Step 3 - understand the basic asset class and portfolio mix

It is important to consider the key features of the various investment funds that are available to you. To what extent are they likely to provide capital growth or income? What are the main factors that drive their performance? How risky are they relative to other types of funds?

Investment Choice

Fund Characteristics

Relative Risks

Equity Funds

  • Can produce capital growth and income
  • The capital gains mainly come from rises in the prices of the shares held in the funds
  • Income comes from dividends paid by the companies that the fund invests in
  • Higher return potential, but higher risk relative to other funds

High

Bond Funds

  • Can produce capital growth and income
  • Capital gains come from rises in the prices of the bond funds
  • Income is usually generated by the interest paid on the bonds
  • Has a medium return potential and generally considered to be a rather stable investment and risk associated is comparably lower than equities

Medium

Cash / Liquidity Funds

  • Invests generally in short-term high quality interest securities or commercial paper
  • Usually has little potential for capital gains
  • Income comes from interest from bank deposits and very high quality short-term bonds
  • Has the lowest potential for returns, but also the lowest risk among investment funds

Low

Identifying a suitable portfolio

Portfolio Mix

Investor Profile

Aggressive

(e.g. 80% - 100% equity)

  • Age: The early years eg. below 40 (20-39 years old)
  • Investment strategy: Aggressive
  • Risk appetite: Willing to take high risks
  • Looking for attractive long-term capital appreciation and maximization of investment returns

Growth

(e.g. 70% equity / 30% bond)

  • Age: below 50 (20-49 years old)
  • Investment strategy: Growth
  • Risk appetite: Willing to accept above average levels of risk
  • Looking for long-term capital growth and income without excessive risk

Balanced

(e.g. 50% equity / 50% bond)

  • Age: Mid-life eg. 50-55 years old
  • Investment strategy: Balanced
  • Risk appetite: Willing to accept medium levels of risk
  • Looking for capital growth with some stability

Conservative

(e.g. 30% equity / 70% bond)

  • Age: Approaching retirement 56-62
  • Investment Strategy: Moderately conservative
  • Risk appetite: Willing to accept a relatively low level of risk
  • Looking for capital preservation with some stable growth of income

Very Conservative

(e.g. 100% cash)

  • Age range: 62 and above or retired
  • Investment Strategy: Very conservative
  • Risk appetite: Unwilling to take risk
  • Looking for capital security and stability with very minimal risk

Step 4 - review and rebalance

Balance is desirable in many things and that includes your portfolio.

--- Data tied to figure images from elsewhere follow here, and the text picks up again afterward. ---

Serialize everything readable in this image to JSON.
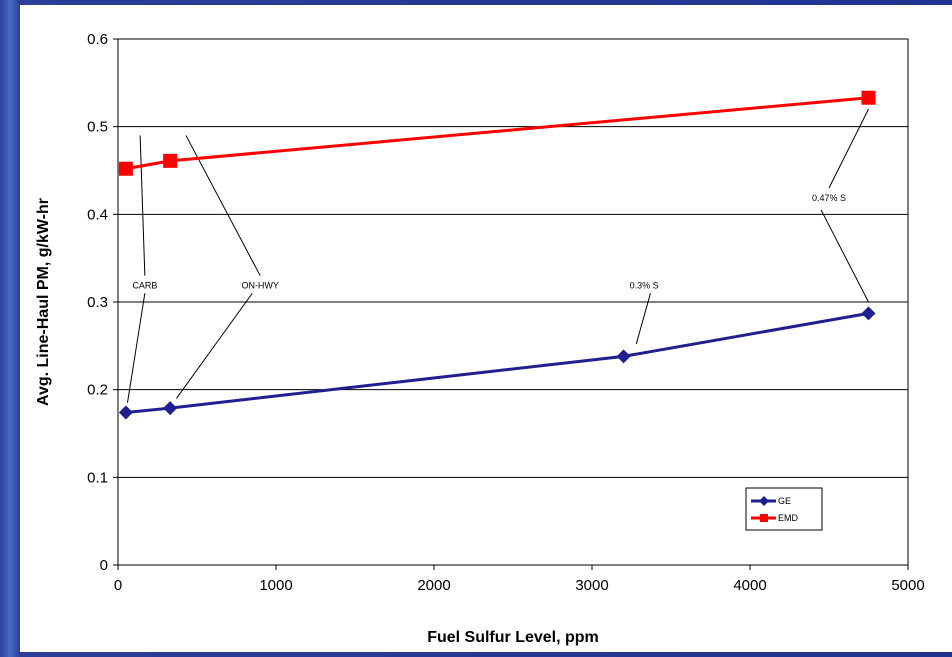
{
  "chart_data": {
    "type": "line",
    "xlabel": "Fuel Sulfur Level, ppm",
    "ylabel": "Avg. Line-Haul PM, g/kW-hr",
    "xlim": [
      0,
      5000
    ],
    "ylim": [
      0,
      0.6
    ],
    "x_ticks": [
      "0",
      "1000",
      "2000",
      "3000",
      "4000",
      "5000"
    ],
    "y_ticks": [
      "0",
      "0.1",
      "0.2",
      "0.3",
      "0.4",
      "0.5",
      "0.6"
    ],
    "grid": "horizontal",
    "legend_position": "bottom-right",
    "series": [
      {
        "name": "GE",
        "color": "#1f1f8f",
        "marker": "diamond",
        "x": [
          50,
          330,
          3200,
          4750
        ],
        "y": [
          0.174,
          0.179,
          0.238,
          0.287
        ]
      },
      {
        "name": "EMD",
        "color": "#ff0000",
        "marker": "square",
        "x": [
          50,
          330,
          4750
        ],
        "y": [
          0.452,
          0.461,
          0.533
        ]
      }
    ],
    "annotations": [
      {
        "text": "CARB"
      },
      {
        "text": "ON-HWY"
      },
      {
        "text": "0.3% S"
      },
      {
        "text": "0.47% S"
      }
    ]
  }
}
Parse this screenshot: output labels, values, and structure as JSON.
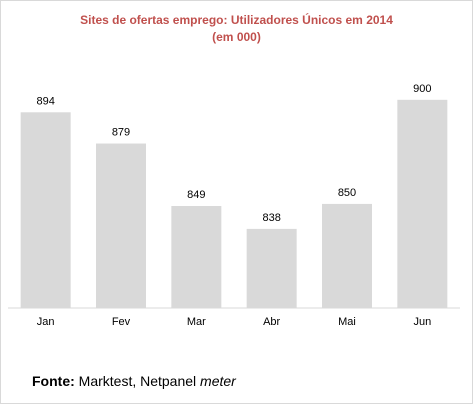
{
  "chart_data": {
    "type": "bar",
    "title_line1": "Sites de ofertas emprego: Utilizadores Únicos em 2014",
    "title_line2": "(em 000)",
    "categories": [
      "Jan",
      "Fev",
      "Mar",
      "Abr",
      "Mai",
      "Jun"
    ],
    "values": [
      894,
      879,
      849,
      838,
      850,
      900
    ],
    "ylim": [
      800,
      910
    ],
    "grid": false,
    "bar_color": "#d9d9d9",
    "data_labels": true
  },
  "source": {
    "label": "Fonte:",
    "text": "Marktest, Netpanel",
    "suffix": "meter"
  },
  "colors": {
    "title": "#c0504d",
    "bar": "#d9d9d9",
    "axis": "#d9d9d9"
  }
}
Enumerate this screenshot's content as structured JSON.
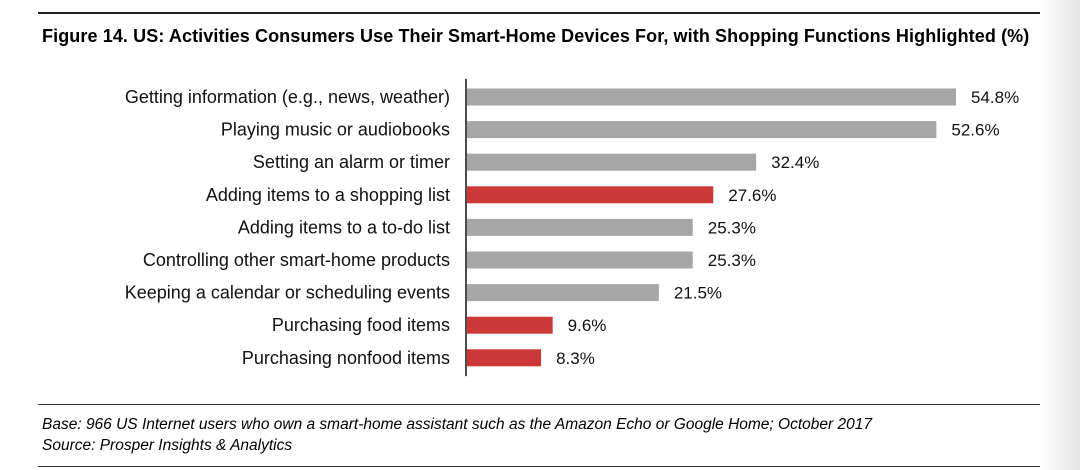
{
  "title": "Figure 14. US: Activities Consumers Use Their Smart-Home Devices For, with Shopping Functions Highlighted (%)",
  "colors": {
    "default": "#a6a6a6",
    "highlight": "#cc3838",
    "axis": "#111111"
  },
  "chart_data": {
    "type": "bar",
    "orientation": "horizontal",
    "title": "Figure 14. US: Activities Consumers Use Their Smart-Home Devices For, with Shopping Functions Highlighted (%)",
    "categories": [
      "Getting information (e.g., news, weather)",
      "Playing music or audiobooks",
      "Setting an alarm or timer",
      "Adding items to a shopping list",
      "Adding items to a to-do list",
      "Controlling other smart-home products",
      "Keeping a calendar or scheduling events",
      "Purchasing food items",
      "Purchasing nonfood items"
    ],
    "values": [
      54.8,
      52.6,
      32.4,
      27.6,
      25.3,
      25.3,
      21.5,
      9.6,
      8.3
    ],
    "value_labels": [
      "54.8%",
      "52.6%",
      "32.4%",
      "27.6%",
      "25.3%",
      "25.3%",
      "21.5%",
      "9.6%",
      "8.3%"
    ],
    "highlighted": [
      false,
      false,
      false,
      true,
      false,
      false,
      false,
      true,
      true
    ],
    "xlim": [
      0,
      60
    ],
    "grid": false,
    "legend": "none"
  },
  "footnote": {
    "base": "Base: 966 US Internet users who own a smart-home assistant such as the Amazon Echo or Google Home; October 2017",
    "source": "Source: Prosper Insights & Analytics"
  }
}
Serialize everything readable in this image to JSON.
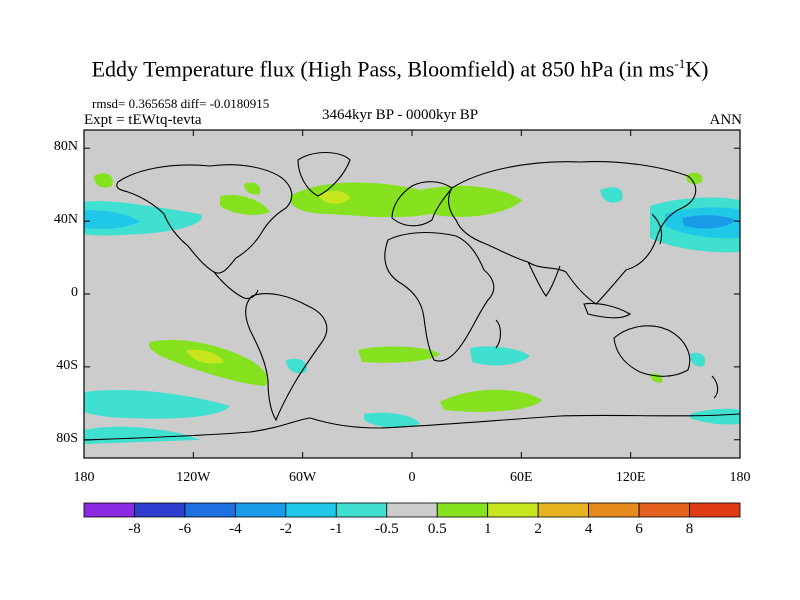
{
  "title": {
    "main": "Eddy Temperature flux (High Pass, Bloomfield) at 850 hPa (in ms",
    "sup": "-1",
    "tail": "K)"
  },
  "stats": "rmsd= 0.365658 diff= -0.0180915",
  "experiment": "Expt = tEWtq-tevta",
  "period": "3464kyr BP - 0000kyr BP",
  "season": "ANN",
  "map": {
    "lat_labels": [
      "80N",
      "40N",
      "0",
      "40S",
      "80S"
    ],
    "lat_values": [
      80,
      40,
      0,
      -40,
      -80
    ],
    "lon_labels": [
      "180",
      "120W",
      "60W",
      "0",
      "60E",
      "120E",
      "180"
    ],
    "lon_values": [
      -180,
      -120,
      -60,
      0,
      60,
      120,
      180
    ]
  },
  "colorbar": {
    "levels": [
      "-8",
      "-6",
      "-4",
      "-2",
      "-1",
      "-0.5",
      "0.5",
      "1",
      "2",
      "4",
      "6",
      "8"
    ],
    "colors": [
      "#8a2be2",
      "#2f3fd0",
      "#1e6fe0",
      "#1a9be8",
      "#20c8e8",
      "#40e0d0",
      "#cccccc",
      "#86e21e",
      "#c8e61e",
      "#e6b41e",
      "#e68a1e",
      "#e6601e",
      "#e03c14"
    ]
  },
  "colors": {
    "ocean_land": "#cccccc",
    "neg_light": "#40e0d0",
    "neg_mid": "#20c8e8",
    "neg_dark": "#1a9be8",
    "pos_light": "#86e21e",
    "pos_mid": "#c8e61e"
  }
}
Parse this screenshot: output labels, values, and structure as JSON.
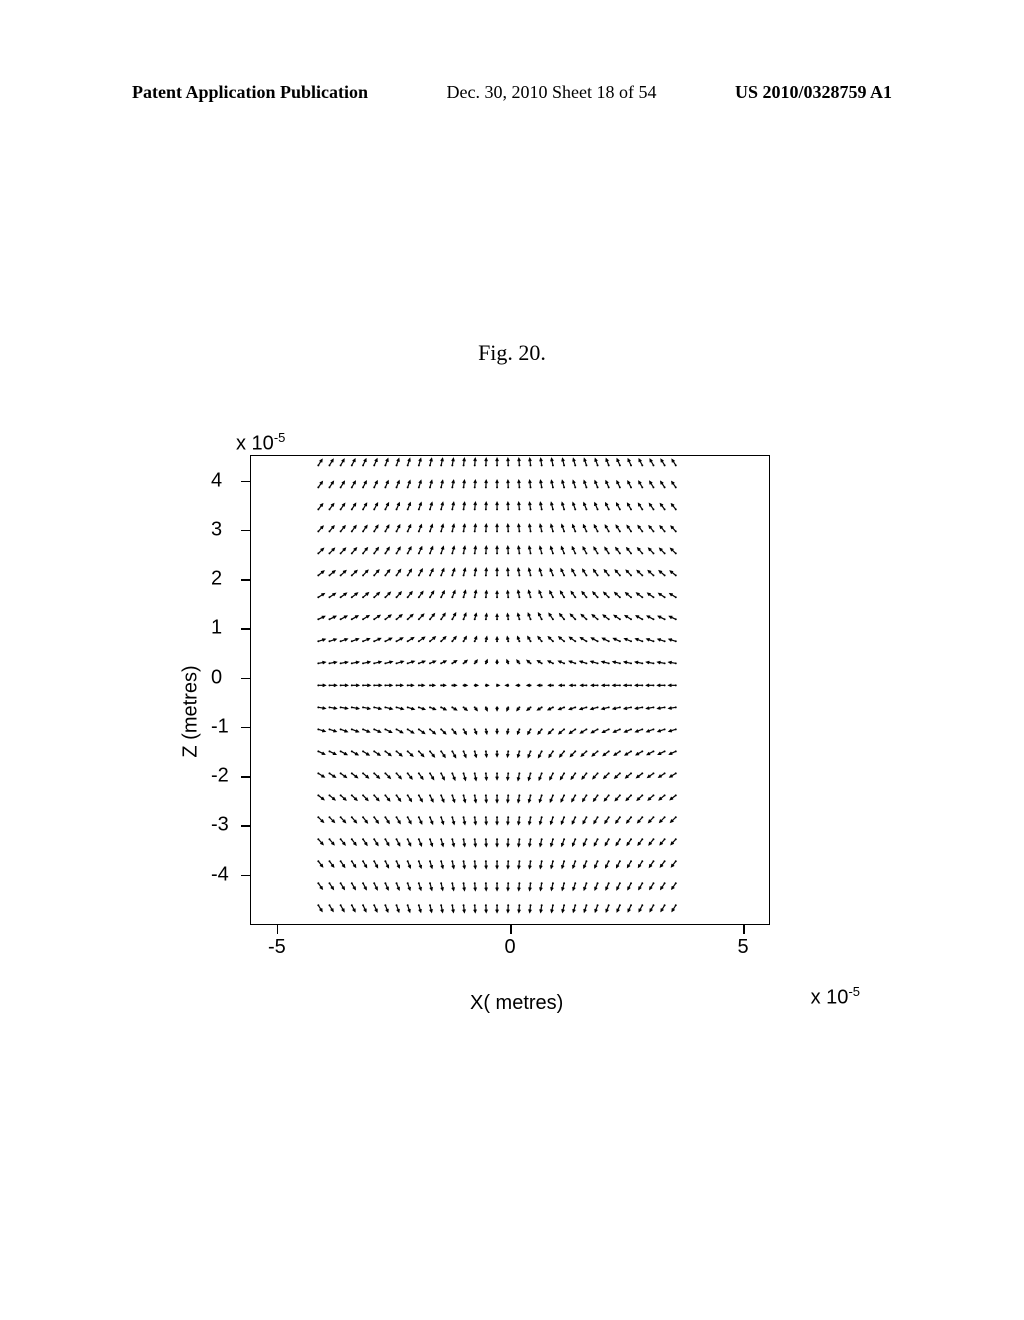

Building your initial retirement investment portfolio is only the first stage of the retirement planning process because your life will go through different stages and you will experience change between now and when you retire at 65. The next stage of the retirement planning process involves reviewing your retirement portfolio regularly, eg. once a year and rebalance your portfolio from time to time. You might need to reassess your investment objectives and your risk appetite each time before choosing a strategy that meets your needs and changed situation.